In Haiti, Ermite Bellande said she has had no shelter since losing her three-story house. Still, she doesn't want one of the trailers. "We have nothing," she lamented. "But I would rather sleep outside than be in a metal box full of chemicals."
Turns out that HAITIANS are NOT ONLY POLITE and PATIENT, but also SMART!!

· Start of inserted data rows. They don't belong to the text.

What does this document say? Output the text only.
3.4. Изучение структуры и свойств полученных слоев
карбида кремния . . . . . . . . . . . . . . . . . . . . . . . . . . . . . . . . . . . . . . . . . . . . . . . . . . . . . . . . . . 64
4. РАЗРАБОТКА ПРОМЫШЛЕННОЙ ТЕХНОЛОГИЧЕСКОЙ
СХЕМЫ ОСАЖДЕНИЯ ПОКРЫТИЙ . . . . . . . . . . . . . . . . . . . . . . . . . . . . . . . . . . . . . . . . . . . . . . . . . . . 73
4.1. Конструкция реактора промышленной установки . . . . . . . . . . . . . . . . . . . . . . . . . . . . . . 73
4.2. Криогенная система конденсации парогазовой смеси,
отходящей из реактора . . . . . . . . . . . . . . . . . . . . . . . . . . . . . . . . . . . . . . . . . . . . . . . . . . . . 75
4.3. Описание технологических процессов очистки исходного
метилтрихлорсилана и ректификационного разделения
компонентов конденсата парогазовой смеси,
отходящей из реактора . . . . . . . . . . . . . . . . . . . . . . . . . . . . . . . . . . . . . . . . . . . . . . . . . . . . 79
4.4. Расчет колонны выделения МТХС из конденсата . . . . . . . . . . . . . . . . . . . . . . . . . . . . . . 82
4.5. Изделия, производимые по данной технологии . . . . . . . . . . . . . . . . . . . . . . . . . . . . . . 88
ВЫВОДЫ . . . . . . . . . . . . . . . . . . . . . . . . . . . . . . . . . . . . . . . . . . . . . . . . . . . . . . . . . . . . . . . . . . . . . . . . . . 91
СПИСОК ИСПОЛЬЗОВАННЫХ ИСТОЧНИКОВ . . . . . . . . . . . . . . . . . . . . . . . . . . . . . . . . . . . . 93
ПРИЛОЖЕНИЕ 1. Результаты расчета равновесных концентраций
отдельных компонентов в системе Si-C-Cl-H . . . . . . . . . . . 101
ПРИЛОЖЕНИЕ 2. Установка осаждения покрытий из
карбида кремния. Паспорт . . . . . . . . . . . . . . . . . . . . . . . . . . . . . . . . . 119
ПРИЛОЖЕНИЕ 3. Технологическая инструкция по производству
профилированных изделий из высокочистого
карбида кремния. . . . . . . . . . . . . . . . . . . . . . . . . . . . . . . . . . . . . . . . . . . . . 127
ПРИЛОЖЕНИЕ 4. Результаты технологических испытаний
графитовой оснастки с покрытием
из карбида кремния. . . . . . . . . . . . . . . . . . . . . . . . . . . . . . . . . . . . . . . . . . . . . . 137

Joseph Pacious, who was hoping to find shelter at a tent city near the Port-au-Prince airport, disagreed. "The trailers may be hot, and they may make us sick," he said. "But look at how we are living already. How bad can it be?"
When you start BLEEDING FROM the NOSE then GET BACK to ME!
Myriam Bellevu, who is sleeping in a tent because she does not feel safe in her damaged home, said: "If the trailers are not good, the Americans must keep them for themselves. It's true that we are poor, but if they want to help, they must help in a good way."
Yeah, and that means NOT SENDING THEM POISONOUS TRAILERS to get 'em off our hands!
Among the lawmakers backing the idea is Mississippi state Sen. Billy Hewes. "If I had the choice between no shelter and having the opportunity of living in a shelter that might have some fumes, I know what I'd choose," he said. "If these trailers were good enough for Mississippians, I would think they were good enough for folks down in Haiti as well."
Then YOU WOULDN'T MIND taking up RESIDENCE in ONE for a FEW YEARS, right?